Vision-language batches typically include:

- `input_ids`: Text token IDs
- `attention_mask`: Text attention mask
- `pixel_values`: Processed image tensors
- `image_attention_mask`: Image attention mask
- Additional model-specific keys

```{tip}
VL-SFT batches typically include additional keys for image data, such as `pixel_values` or `cross_attention_mask`, depending on the specific dataset and model architecture.
```

## Custom VL-SFT Datasets

### VisionLanguageSftDataset Base Class

All VL-SFT datasets in Oumi OSS are subclasses of {py:class}`~oumi.core.datasets.VisionLanguageSftDataset`. This class extends the functionality of {py:class}`~oumi.core.datasets.BaseSftDataset` to handle image data alongside text.

### Adding a New VL-SFT Dataset

To add a new VL-SFT dataset, follow these steps:

1. Subclass {py:class}`~oumi.core.datasets.VisionLanguageSftDataset`
2. Implement the {py:meth}`~oumi.core.datasets.VisionLanguageSftDataset.transform_conversation` method to handle both text and image data.

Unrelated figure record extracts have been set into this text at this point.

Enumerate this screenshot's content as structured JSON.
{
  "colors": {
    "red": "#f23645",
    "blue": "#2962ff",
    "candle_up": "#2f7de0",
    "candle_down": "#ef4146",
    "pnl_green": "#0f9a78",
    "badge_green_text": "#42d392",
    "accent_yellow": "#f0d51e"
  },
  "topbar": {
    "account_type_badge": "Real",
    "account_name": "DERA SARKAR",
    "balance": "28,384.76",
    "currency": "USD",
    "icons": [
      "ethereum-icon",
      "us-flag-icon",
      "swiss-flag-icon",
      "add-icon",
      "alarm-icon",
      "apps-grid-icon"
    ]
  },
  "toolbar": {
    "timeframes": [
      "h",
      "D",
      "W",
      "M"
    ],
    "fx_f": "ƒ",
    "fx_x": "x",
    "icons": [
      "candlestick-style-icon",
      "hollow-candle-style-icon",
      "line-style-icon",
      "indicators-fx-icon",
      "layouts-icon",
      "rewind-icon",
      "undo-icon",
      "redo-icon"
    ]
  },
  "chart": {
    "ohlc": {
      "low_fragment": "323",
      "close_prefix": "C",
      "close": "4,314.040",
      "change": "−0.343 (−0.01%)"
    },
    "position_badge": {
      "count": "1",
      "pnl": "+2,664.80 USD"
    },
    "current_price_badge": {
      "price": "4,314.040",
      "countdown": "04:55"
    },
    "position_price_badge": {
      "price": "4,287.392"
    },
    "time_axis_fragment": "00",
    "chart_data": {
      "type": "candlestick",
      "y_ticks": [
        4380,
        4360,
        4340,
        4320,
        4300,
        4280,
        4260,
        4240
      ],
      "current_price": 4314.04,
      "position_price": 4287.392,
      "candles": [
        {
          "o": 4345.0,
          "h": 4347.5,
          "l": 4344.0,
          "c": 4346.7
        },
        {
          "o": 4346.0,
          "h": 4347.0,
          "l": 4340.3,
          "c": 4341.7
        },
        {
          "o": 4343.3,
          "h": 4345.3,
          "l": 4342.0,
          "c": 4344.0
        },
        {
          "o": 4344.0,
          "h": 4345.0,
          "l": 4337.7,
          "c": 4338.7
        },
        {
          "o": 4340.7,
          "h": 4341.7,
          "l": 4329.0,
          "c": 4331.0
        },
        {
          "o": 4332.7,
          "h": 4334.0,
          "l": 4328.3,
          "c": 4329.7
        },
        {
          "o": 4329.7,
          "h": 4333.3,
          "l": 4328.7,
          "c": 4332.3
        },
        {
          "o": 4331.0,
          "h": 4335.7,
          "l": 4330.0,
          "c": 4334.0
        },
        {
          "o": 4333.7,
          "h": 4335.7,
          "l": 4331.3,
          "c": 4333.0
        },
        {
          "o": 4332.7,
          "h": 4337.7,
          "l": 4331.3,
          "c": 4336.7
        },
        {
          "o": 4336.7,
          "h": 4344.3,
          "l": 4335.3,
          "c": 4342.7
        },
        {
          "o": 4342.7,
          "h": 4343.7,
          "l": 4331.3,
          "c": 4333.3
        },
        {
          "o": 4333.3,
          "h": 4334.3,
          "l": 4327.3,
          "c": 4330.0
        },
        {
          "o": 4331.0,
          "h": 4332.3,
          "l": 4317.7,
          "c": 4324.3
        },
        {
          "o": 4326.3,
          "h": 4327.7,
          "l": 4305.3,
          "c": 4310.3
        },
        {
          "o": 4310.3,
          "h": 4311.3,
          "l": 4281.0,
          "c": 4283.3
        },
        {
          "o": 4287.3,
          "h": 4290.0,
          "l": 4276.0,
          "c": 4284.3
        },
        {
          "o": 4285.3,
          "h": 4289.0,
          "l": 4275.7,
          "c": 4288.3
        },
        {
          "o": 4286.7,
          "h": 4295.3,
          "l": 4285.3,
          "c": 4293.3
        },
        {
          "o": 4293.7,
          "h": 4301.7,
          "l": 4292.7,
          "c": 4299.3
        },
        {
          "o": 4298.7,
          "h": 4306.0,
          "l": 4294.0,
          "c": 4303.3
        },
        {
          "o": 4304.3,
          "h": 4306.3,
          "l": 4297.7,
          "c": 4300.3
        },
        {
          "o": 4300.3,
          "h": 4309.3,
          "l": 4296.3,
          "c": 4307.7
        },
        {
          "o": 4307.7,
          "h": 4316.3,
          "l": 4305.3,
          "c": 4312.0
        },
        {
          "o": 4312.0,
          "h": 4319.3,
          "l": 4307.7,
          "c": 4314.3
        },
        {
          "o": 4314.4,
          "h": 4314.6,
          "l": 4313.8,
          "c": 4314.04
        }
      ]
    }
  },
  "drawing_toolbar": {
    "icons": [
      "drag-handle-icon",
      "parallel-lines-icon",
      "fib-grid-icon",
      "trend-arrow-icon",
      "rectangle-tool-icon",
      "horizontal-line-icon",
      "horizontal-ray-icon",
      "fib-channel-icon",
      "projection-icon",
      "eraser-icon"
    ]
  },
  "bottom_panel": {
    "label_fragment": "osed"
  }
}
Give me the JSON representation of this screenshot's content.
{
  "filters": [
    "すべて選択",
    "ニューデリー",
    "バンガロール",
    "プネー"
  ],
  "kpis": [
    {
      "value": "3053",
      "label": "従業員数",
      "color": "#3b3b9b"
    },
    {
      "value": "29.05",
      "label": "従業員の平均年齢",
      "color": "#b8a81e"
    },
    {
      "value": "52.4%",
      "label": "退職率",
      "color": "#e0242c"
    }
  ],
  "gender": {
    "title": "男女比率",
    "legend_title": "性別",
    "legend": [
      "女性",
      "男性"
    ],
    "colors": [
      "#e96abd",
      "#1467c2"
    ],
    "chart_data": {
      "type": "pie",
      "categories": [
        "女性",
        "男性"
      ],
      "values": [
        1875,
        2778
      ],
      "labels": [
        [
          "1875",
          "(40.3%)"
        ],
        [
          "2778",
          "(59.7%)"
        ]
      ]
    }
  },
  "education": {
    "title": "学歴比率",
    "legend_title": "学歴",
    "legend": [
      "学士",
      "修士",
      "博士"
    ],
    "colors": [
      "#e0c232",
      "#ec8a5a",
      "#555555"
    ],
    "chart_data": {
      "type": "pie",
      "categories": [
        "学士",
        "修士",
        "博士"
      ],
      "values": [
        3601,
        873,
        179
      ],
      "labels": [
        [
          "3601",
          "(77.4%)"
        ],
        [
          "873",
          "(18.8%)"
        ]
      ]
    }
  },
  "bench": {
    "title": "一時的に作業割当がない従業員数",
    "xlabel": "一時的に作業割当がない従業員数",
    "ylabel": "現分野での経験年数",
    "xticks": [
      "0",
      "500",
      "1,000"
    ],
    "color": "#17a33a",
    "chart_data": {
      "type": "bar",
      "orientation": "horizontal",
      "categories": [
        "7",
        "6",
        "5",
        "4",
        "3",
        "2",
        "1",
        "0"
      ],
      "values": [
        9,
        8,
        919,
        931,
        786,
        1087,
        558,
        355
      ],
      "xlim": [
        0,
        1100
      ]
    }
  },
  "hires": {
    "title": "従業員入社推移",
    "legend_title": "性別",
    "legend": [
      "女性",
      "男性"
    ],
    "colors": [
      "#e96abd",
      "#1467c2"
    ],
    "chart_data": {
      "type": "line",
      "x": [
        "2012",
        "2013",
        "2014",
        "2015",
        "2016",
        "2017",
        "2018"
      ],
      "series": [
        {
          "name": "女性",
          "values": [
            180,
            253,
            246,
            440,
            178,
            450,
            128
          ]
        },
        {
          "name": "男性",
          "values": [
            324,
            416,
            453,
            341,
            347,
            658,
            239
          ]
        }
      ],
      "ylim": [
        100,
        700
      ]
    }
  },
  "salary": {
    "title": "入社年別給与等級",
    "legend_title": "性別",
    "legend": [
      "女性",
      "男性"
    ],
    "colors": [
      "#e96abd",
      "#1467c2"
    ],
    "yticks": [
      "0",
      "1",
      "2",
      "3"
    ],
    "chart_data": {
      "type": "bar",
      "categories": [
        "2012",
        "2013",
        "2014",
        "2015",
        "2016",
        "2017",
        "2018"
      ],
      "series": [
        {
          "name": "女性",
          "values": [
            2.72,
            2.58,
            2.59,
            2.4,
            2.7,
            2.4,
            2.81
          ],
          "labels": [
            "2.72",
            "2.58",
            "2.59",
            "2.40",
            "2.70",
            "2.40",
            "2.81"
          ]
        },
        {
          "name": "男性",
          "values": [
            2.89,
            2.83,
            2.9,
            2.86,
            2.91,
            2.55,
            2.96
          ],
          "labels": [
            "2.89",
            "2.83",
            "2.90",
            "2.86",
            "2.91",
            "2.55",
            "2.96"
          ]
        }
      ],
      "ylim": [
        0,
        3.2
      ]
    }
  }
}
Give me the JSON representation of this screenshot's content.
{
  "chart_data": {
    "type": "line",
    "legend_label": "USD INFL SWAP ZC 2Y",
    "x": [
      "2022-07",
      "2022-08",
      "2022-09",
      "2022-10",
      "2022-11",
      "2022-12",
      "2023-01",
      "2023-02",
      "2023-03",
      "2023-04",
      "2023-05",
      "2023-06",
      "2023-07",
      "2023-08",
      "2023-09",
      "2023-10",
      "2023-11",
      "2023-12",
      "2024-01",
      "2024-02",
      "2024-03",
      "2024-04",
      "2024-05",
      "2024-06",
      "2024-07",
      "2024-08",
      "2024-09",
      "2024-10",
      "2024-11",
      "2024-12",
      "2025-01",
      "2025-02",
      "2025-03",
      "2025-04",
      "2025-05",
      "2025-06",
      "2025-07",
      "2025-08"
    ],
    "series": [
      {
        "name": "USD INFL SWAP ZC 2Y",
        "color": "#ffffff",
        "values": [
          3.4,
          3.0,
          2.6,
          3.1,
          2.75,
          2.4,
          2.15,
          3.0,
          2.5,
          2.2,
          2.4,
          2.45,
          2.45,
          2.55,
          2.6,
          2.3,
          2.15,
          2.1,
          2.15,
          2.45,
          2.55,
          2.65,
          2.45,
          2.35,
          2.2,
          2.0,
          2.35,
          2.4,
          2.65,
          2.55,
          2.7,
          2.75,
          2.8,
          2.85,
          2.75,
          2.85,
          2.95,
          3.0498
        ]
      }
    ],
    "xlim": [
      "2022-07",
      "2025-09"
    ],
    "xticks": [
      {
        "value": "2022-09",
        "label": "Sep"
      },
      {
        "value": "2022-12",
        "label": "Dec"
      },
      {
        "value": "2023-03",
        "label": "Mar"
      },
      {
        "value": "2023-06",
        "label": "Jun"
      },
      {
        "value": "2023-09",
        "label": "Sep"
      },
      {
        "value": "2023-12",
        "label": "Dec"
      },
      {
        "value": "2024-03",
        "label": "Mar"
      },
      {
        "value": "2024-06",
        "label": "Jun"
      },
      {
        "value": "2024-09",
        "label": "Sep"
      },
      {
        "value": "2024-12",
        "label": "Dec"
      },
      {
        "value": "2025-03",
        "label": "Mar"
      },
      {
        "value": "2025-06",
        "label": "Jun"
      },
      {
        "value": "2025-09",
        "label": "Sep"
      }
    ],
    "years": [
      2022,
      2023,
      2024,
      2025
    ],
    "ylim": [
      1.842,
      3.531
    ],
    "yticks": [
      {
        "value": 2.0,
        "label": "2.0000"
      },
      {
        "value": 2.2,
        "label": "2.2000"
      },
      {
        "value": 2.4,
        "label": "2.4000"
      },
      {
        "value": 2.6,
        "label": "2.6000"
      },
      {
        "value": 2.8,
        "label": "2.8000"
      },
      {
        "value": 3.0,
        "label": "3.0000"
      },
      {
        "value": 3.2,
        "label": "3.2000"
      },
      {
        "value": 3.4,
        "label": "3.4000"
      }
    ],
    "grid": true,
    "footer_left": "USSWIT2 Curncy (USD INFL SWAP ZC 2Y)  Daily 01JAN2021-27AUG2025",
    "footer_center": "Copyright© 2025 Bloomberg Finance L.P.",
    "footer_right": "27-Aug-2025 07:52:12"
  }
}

Here's a basic example, which loads data from the hypothetical `example/foo` Hugging Face dataset (image + text),
and formats the data as Oumi `Conversation`-s for SFT tuning:

```python
from oumi.core.datasets import VisionLanguageSftDataset
from oumi.core.registry import register_dataset
from oumi.core.types.conversation import ContentItem, Conversation, Message, Role, Type

@register_dataset("your_vl_sft_dataset_name")
class CustomVLDataset(VisionLanguageSftDataset):
    """Dataset class for the `example/foo` dataset."""
    default_dataset = "example/foo" # Name of the original HuggingFace dataset (image + text)

    def transform_conversation(self, example: Dict[str, Any]) -> Conversation:
        """Transform raw data into a conversation with images."""
        # Transform the raw example into a Conversation object
        # 'example' represents one row of the raw dataset
        # Structure of 'example':
        # {
        #     'image_bytes': bytes,  # PNG bytes of the image
        #     'question': str,       # The user's question about the image
        #     'answer': str          # The assistant's response
        # }
        conversation = Conversation(
            messages=[
                Message(role=Role.USER, content=[
                    ContentItem(type=Type.IMAGE_BINARY, binary=example['image_bytes']),
                    ContentItem(type=Type.TEXT, content=example['question']),
                ]),
                Message(role=Role.ASSISTANT, content=example['answer'])
            ]
        )

        return conversation
```

```{note}
The key difference in VL-SFT datasets is the inclusion of image data, typically represented as an additional `ContentItem` with `type=Type.IMAGE_BINARY`, `type=Type.IMAGE_PATH` or `Type.IMAGE_URL`.
```

For more advanced VL-SFT dataset implementations, explore the {py:mod}`oumi.datasets.vision_language` module.

### Using Custom Datasets via the CLI

See {doc}`/user_guides/customization` to quickly enable your dataset when using the CLI.